Les secondes s'écoulent et semblent durer des heures. Le paquebot ne vire toujours pas, l'iceberg se rapproche rapidement. Alors que moins de 100 mètres séparent les deux géants, l'un de l'Homme et l'autre de la Nature, enfin la proue du Titanic semble vouloir tirer un peu à bâbord (à gauche). L'étrave s'éloigne de la glace. Lentement. Très lentement. Trop lentement. 37 secondes précisément après avoir été repéré, l'iceberg frappe le Titanic sur son flanc droit, des pans de glace tombant sur le pont. Il est 23h40, le Dimanche 14 Avril 1912. (L'image du dessus ci-dessous est extraite du téléfilm "Le Titanic" [1996])
Petite scène de collision, extraite du film "Atlantique, latitude 41°" (1958), réalisé en partie grâce au témoignage oral de survivants venus eux-mêmes sur le plateau. Remarquez Frederick FLEET dans le nid de pie, celui qui cloche et qui appelle. Regardez maintenant "Titanic" (1997) de CAMERON. Faites attention au colonel GRACIE à qui Rose demande durant le naufrage s'il reste des canots et à qui elle met, sans écouter la réponse, un sacré vent. Bon, ben c'est le même acteur, Bernard FOX (1927- ), à quarante ans d'intervalle dans deux films sur le Titanic. Pas d'image, je n'en ai pas trouvé de satisfaisantes... Remarquez également la ressemblance de l'iceberg avec la photo encadrée en bleu du montage plus haut.
On
a longtemps cru que l'iceberg avait raclé la coque du paquebot sur 100
mètres en la déchirant. Une telle brèche aurait englouti le navire en 20
minutes, portes étanches ou pas... On sait aujourd'hui qu'en réalité,
l'iceberg a bel et bien raclé le Titanic sur 100 mètres mais
sans déchirer la coque. Les tôles d'acier renforcé résistent bien au
choc, choc qui par ailleurs n'est absolument pas ressenti. Seul HICHENS à
la barre fait exception, du fait qu'il tient toute la superstructure du
navire entre ses mains. Seuls quelques passagers de Troisième Classe
sont réveillés par un bruit de tôle froissée. La faiblesse vient des
rivets. Les fameux rivets dont une moitié a été faite en fer et non en
acier par faute de temps. Les rivets en acier tiennent le choc, pas les
rivets en fer. Ils cèdent, les uns après les autres sous l'impact. Les
tôles ainsi désolidarisées laissent pénétrer l'eau, non par véritable
perforation mais par écartement des plaques. Au total, la brèche dans la
coque fait un peu plus d'un mètre au carré. Mais sous la pression de
l'eau, ça fait quand même plusieurs milliers de litres qui se déversent
chaque seconde dans les cales du Titanic. Mais surtout, la
brèche s'étend au-delà du quatrième compartiment. Or, après celui-là,
même s'il y a encore des portes étanches, les ponts ne le sont plus, ce
qui permet à l'eau de se répandre par dessus les portes.

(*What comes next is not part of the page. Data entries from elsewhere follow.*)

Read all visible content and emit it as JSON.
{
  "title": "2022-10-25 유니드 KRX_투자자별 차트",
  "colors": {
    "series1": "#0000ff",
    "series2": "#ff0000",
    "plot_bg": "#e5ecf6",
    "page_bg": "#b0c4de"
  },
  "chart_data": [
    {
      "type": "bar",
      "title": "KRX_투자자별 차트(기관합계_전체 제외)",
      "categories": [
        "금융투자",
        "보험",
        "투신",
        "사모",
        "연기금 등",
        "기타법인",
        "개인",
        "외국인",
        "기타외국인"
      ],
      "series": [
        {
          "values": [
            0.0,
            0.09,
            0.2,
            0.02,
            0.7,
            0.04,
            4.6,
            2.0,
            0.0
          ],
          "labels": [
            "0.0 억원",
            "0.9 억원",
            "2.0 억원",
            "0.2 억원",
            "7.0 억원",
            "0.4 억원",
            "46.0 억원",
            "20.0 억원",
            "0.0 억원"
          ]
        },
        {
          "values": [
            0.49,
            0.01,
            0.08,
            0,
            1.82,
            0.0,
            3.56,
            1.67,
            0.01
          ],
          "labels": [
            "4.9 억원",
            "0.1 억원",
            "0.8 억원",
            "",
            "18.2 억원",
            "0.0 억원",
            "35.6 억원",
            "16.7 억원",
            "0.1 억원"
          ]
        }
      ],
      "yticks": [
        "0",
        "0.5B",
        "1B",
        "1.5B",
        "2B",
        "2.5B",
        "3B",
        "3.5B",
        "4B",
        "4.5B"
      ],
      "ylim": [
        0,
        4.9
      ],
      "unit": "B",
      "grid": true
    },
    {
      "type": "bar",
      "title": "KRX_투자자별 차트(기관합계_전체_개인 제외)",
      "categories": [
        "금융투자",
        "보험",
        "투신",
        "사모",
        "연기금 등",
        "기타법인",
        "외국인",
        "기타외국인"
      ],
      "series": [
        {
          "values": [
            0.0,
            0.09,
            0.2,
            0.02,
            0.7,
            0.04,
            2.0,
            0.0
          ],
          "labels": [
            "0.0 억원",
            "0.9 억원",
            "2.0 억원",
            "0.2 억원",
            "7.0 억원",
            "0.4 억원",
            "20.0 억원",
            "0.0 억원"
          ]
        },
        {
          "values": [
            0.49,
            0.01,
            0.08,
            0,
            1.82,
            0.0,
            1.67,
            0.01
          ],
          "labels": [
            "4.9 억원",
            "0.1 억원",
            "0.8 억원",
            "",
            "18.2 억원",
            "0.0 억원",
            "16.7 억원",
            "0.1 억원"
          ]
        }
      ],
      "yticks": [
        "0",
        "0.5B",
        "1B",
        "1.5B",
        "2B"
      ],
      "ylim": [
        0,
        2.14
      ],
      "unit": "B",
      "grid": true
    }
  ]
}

MURDOCH fait rétablir la barre pour éviter que la poupe ne touche à son tour. Les passagers encore debout et sur le pont peuvent alors admirer l'iceberg frôler le Titanic. Comme aucune secousse n'ébranle le navire, personne ne s'inquiète. Sur la passerelle, l'ambiance est tendue. Le Titanic s'arrête finalement quelques centaines de mètres plus loin tandis que l'iceberg poursuit son bonhomme de chemin, porté par les courants. L'incident est relaté dans le journal de bord. Dimanche 14 Avril 1912, 23h40, le R.M.S. Titanic a heurté un iceberg par 41°46'N et 50°14'O.